Superstitions

The Torah forbids us from believing in superstitions with the words “Lo toneinu.” Perhaps, this is because it can easily mislead one to believe in Avoda Zarah. After all, the priests of avoda zarawould always try to convince the people of the great powers of their gods made of gold or silver or other objects. When a person prayed to them and was helped, he foolishly believed that the object he served actually had godly powers.

Even in today’s modern times, people continue to believe in the nonsensical. Alternate medicine such as Reiki based on Avodah Zarah has many millions of adherents as do homeopathy and other highly questionable treatments. When a person is desperate and doctors tell him there is no hope, he will grab hold of any straw within reach despite its worthlessness. When a person trips and hurts himself every time he sees a black cat pass him, he irrationally makes a connection between the black cat and his falling. When a person gets stuck in the elevator on the thirteenth floor, then he believes that the number 13 brings bad luck.

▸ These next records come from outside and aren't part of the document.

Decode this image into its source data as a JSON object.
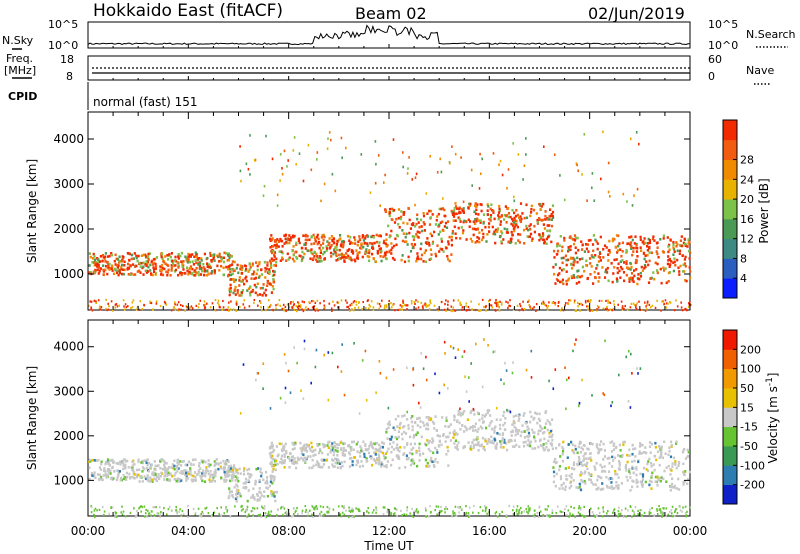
{
  "header": {
    "title": "Hokkaido East (fitACF)",
    "beam": "Beam 02",
    "date": "02/Jun/2019"
  },
  "strip": {
    "nsky_label": "N.Sky",
    "nsearch_label": "N.Search",
    "nsky_ticks": [
      "10^5",
      "10^0"
    ],
    "nsearch_ticks": [
      "10^5",
      "10^0"
    ],
    "freq_label_1": "Freq.",
    "freq_label_2": "[MHz]",
    "freq_ticks": [
      "18",
      "8"
    ],
    "nave_label": "Nave",
    "nave_ticks": [
      "60",
      "0"
    ],
    "cpid_label": "CPID",
    "cpid_text": "normal (fast) 151"
  },
  "chart_data": [
    {
      "type": "heatmap",
      "title": "",
      "ylabel": "Slant Range [km]",
      "xlabel": "",
      "y_ticks": [
        1000,
        2000,
        3000,
        4000
      ],
      "ylim": [
        200,
        4600
      ],
      "x_ticks": [
        "00:00",
        "04:00",
        "08:00",
        "12:00",
        "16:00",
        "20:00",
        "00:00"
      ],
      "xlim_hours": [
        0,
        24
      ],
      "colorbar": {
        "label": "Power [dB]",
        "ticks": [
          4,
          8,
          12,
          16,
          20,
          24,
          28
        ],
        "colors": [
          "#0a1eff",
          "#2a5fc0",
          "#3d8a84",
          "#4a9a56",
          "#7cc24a",
          "#e7b300",
          "#f08a00",
          "#f25c10",
          "#f22a00"
        ]
      },
      "bands": [
        {
          "hours": [
            0,
            5.8
          ],
          "km": [
            1000,
            1500
          ]
        },
        {
          "hours": [
            5.5,
            7.5
          ],
          "km": [
            550,
            1300
          ]
        },
        {
          "hours": [
            7.2,
            11.8
          ],
          "km": [
            1300,
            1900
          ]
        },
        {
          "hours": [
            11.8,
            14.5
          ],
          "km": [
            1300,
            2500
          ]
        },
        {
          "hours": [
            14.5,
            18.5
          ],
          "km": [
            1700,
            2600
          ]
        },
        {
          "hours": [
            18.5,
            24
          ],
          "km": [
            800,
            1900
          ]
        }
      ]
    },
    {
      "type": "heatmap",
      "title": "",
      "ylabel": "Slant Range [km]",
      "xlabel": "Time UT",
      "y_ticks": [
        1000,
        2000,
        3000,
        4000
      ],
      "ylim": [
        200,
        4600
      ],
      "x_ticks": [
        "00:00",
        "04:00",
        "08:00",
        "12:00",
        "16:00",
        "20:00",
        "00:00"
      ],
      "xlim_hours": [
        0,
        24
      ],
      "colorbar": {
        "label": "Velocity [m s^-1]",
        "ticks": [
          200,
          100,
          50,
          15,
          -15,
          -50,
          -100,
          -200
        ],
        "colors": [
          "#1020c8",
          "#2e7db0",
          "#3a9a55",
          "#66c432",
          "#c8c8c8",
          "#e7c000",
          "#f09a00",
          "#f06000",
          "#f01800"
        ]
      },
      "bands": [
        {
          "hours": [
            0,
            5.8
          ],
          "km": [
            1000,
            1500
          ]
        },
        {
          "hours": [
            5.5,
            7.5
          ],
          "km": [
            550,
            1300
          ]
        },
        {
          "hours": [
            7.2,
            11.8
          ],
          "km": [
            1300,
            1900
          ]
        },
        {
          "hours": [
            11.8,
            14.5
          ],
          "km": [
            1300,
            2500
          ]
        },
        {
          "hours": [
            14.5,
            18.5
          ],
          "km": [
            1700,
            2600
          ]
        },
        {
          "hours": [
            18.5,
            24
          ],
          "km": [
            800,
            1900
          ]
        }
      ]
    }
  ]
}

Uncritical thinking is quite common even in today’s scientific times and people are easily conned into foolish business, or medical decisions, based on the irrational. Mezuzah readers, and kabalistic healers, selling their magical concoctions of H2O, do a flourishing business, attracting people like moths to a bright light and like flies to a spider web.

In ancient times, before the discovery of antibiotics and modern medicine, people were easily attracted to the nonsensical service of idols. That’s because when people are desperate to find a cure and they had no other alternative, they’ll grab onto any straw. Claims that some were helped by these gods only gave them more credence. Few realized that the body often was able to cure itself, and their prayers to these gods who couldn’t see or hear were just coincidental.

One would have thought that today people would be smarter and no longer fall for these charlatans and scams. However, judging by the long lines of people who seek their advice and fill their offices, it seems that we’re still living in the dark ages, and superstitious beliefs are still part of everyday life.